DANIEL J. BERGER

Dans la video d’origine portugaise enregistrée au restaurant Laurent à Paris (lien ci-dessous), on voit quinze des plus grands dégustateurs d’Europe s’essayant à l’aveugle sur des 1ers Grands Crus Classés de Bordeaux du millésime 2001. A l’issue de l’exercice, un « sans-grade » du bordelais se retrouve classé 2ème devant les seigneurs de Margaux, d’Ausone, de Haut-Brion, de Lafite, etc. Regardez !

Il peut arriver dans les concours de dégustation, comme celui de Bruxelles par exemple, que soit introduit dans une série deux fois le même vin ou un intrus. Et cette video illustre bien la difficulté pendant une dégustation à l’aveugle, exigeant une grande concentration pour différencier les caractéristiques de crus d’une même série, d’avoir le recul et l’acuité nécessaires pour démasquer un « alien ». Et elle pose clairement la question de la relativité des catégories et des classements.

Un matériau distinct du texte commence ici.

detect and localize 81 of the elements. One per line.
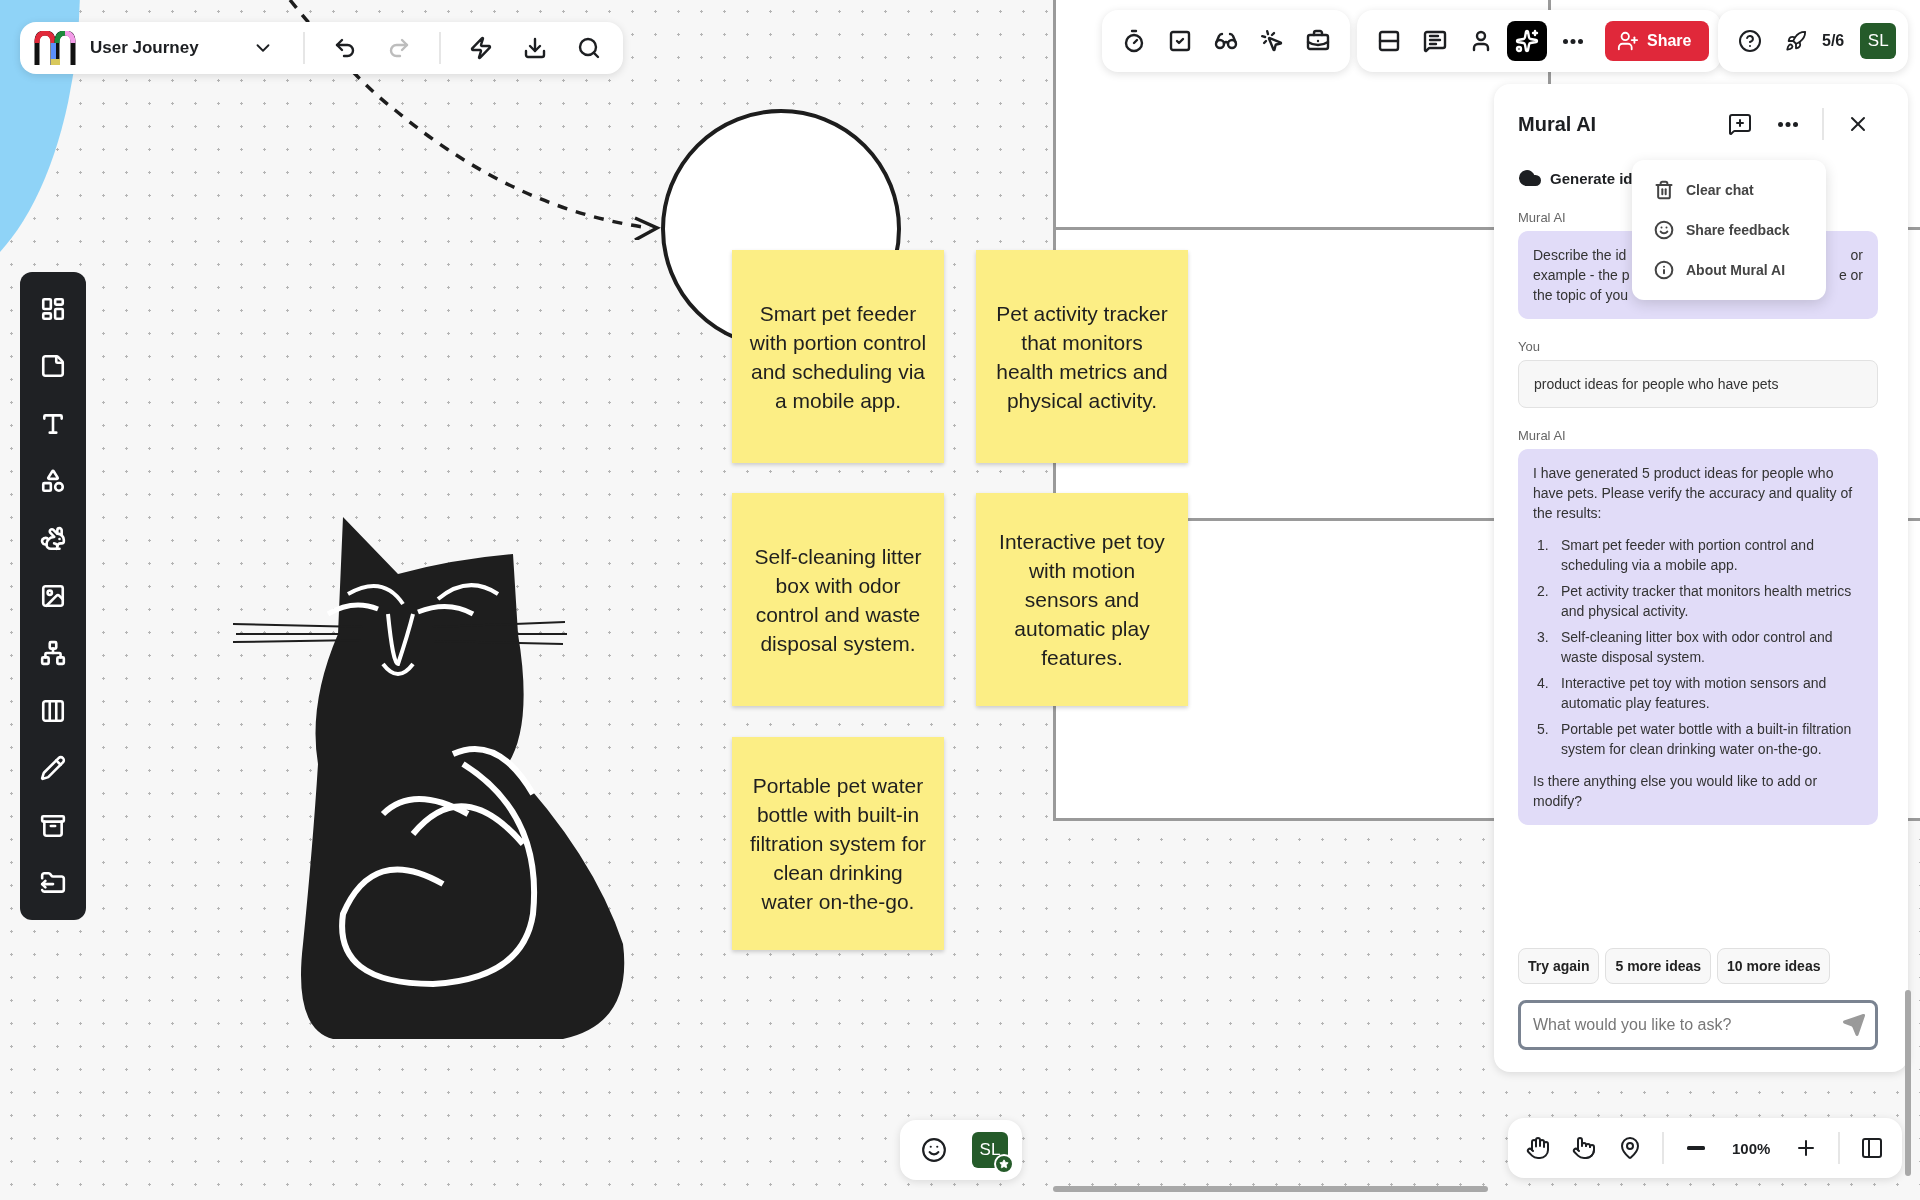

Le commentateur, François Mauss, président du Grand Jury Européen et organisateur du World Wine Symposium connu comme « Davos du vin », prétend qu’un tel constat ne peut être fait par les revues de vin, « financées par la publicité » et sans grande propension à comparer les vins de classes ou catégories distinctes, par exemple en bordelais, Grands Crus et Crus Bourgeois, ou Crus Artisans et Bordeaux Supérieurs. C’est vrai et faux à la fois : la Revue des Vins de France notamment avait en son temps organisé une dégustation à l’aveugle pour de grands chefs en leur posant la question : « à quel prix mettriez-vous ces vins à votre carte ?« , où (de mémoire) le Haut-Brion dégusté était évalué à 10 € et un simple Languedoc à 50. Et il arrive que d’autres osent des comparaisons iconoclastes ou « objectives », mais assez rarement, c’est entendu.

Rappelons-nous aussi le fameux Jugement de Paris de 1976, prononcé à nouveau trente ans plus tard avec pratiquement les mêmes vins et des différences de classement final accrues entre GCC de Bordeaux et vins californiens, à l’avantage indiscutable de ces derniers en 2006 (j’ai l’intention d’interroger le Sage Michel Dovaz qui a participé aux deux événements et déclaré les résultats « incompréhensibles »).